Nevertheless, it is happening. But you probably aren’t reading about it every single day as you do have this dichotomy where there are these three or four do-gooders who are part of this billionaire’s club that are the only ones who are doing philanthropy. And that nobody else is doing anything. But that is so wrong; many corporations are very responsible, and are doing amazing work in their communities. When I talk to CEOs, they tell me that their first goal is that their employees should have the best life that they possibly can. And that is not bad! I don’t know any corporation that is not giving back in some way or the other.

There is more social consciousness amongst corporations than is probably laid out in the press.

What are the challenges American corporates are facing now, post-2008?

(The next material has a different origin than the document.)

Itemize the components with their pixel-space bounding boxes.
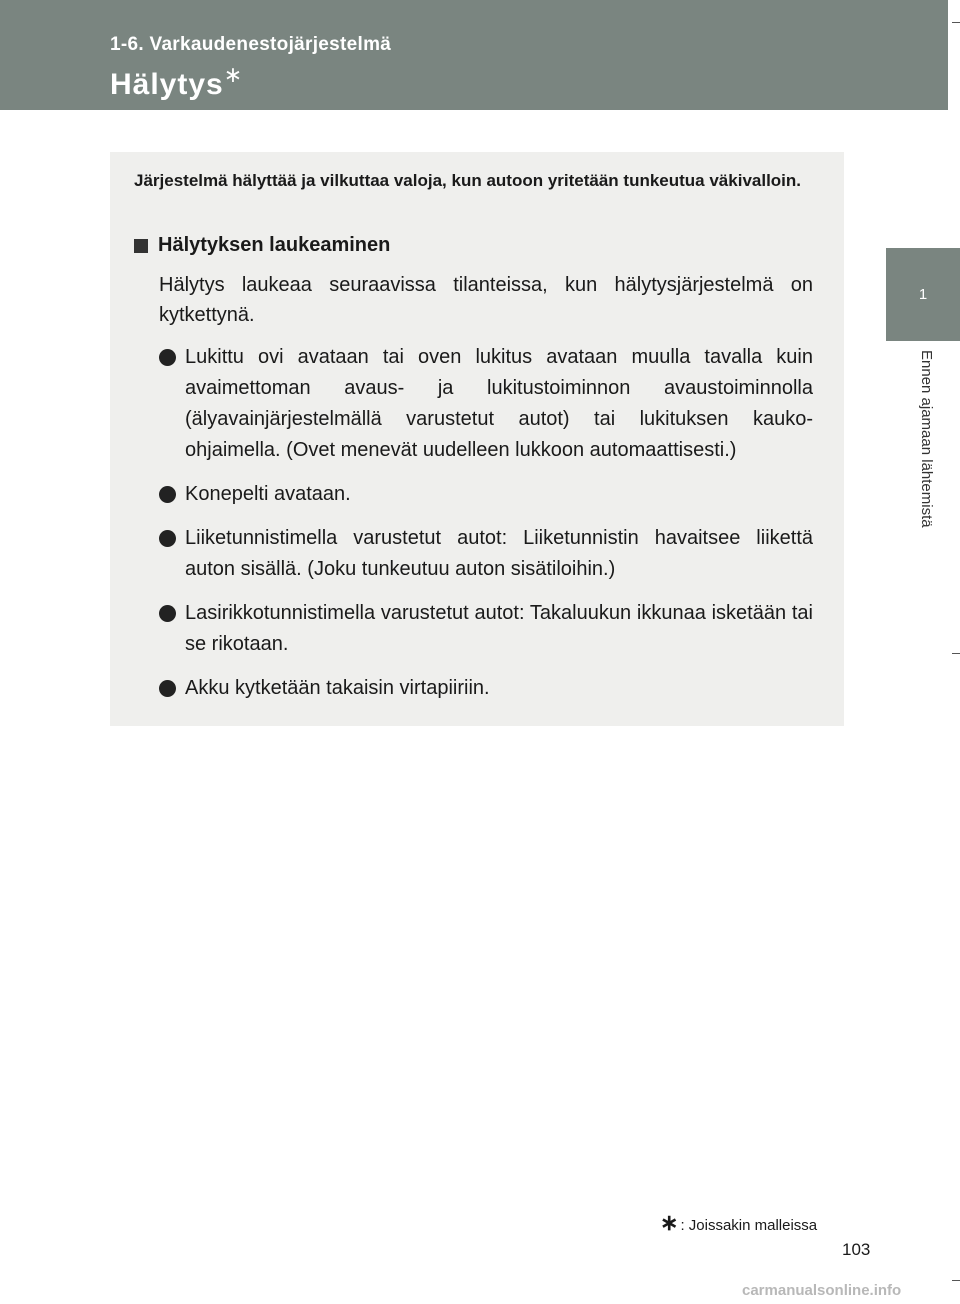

Well, we have consumption going down. Basically, lower demand. On the credit side, you have a lot more tightening. You have a lot of NPAs. Corporates also don’t have the right type of people that they would like to be able to get, for the right jobs. And that is because they aren’t properly trained. You also have investors who are quite active in wanting the company to do better. I think the public perception, that was sparked with Occupy Wall Street, has started to put greater pressure on institutions, particularly investment banking. Traditionally, the way that businesses were run is that great investment bankers were paid out more bonuses and a lot more money than the CEOs themselves in most cases. Now, suddenly, all of that is up for discussion. It’s in the public eye.

The whole environment that some businesses used to operate in, is now gone. Banks used to be able to pass on costs to the consumer. They would come up with a new fee, an ATM fee or a cheque fee or some nonsense. Or bundle up debt and sell it out. That whole thing has fallen apart now, as the public has more fundamental tools to combat these things.

How are American B-schools adapting to this and changing the way they train their students?

B schools in the U.S nowadays talk about: how do we turn out a group of students that will proceed with tackling today’s problems? Not like, how when I was in IIM, to turn out the best CEO. The focus has changed. The focus is on teaching them issues pertaining to electricity, water, energy et al. It is not on learning about accounting. This isn’t because those students are going to work for some NGO. But these are real hard skills that need to be learned. This is doubly important because every company has to operate in this type of environment. Mindsets are being changed, and my dream is that this could be done in B-schools here in India. We should be able to give Indian students some type of prism that they can use to look at beyond the normal stuff.

Along with this intersection of business and society, an important question is how to prosecute wrong-doers ? What role do regulators have to play in this?

The regulatory bodies are finally waking up in the U.S. Suddenly you hear of prosecutions. Suddenly you hear of things which were morally okay around ten years ago, but are no longer now. What will happen is a ripple effect, even if there are only three or four prosecutions. This is a big issue within boardrooms right now.

The fact that ten years ago the whole Sahara issue wouldn’t have been a big debate is an eye-opener on how things have changed in India now as well. There is debate now on regulatory oversight, accounting practices and so on. When we were working on the FDI policy in retail for India a couple of years ago, the single biggest issue that was raised was the blatant lack of enforceability of any sort of rules or regulations. That is being addressed now, and definitely there is less tolerance right now.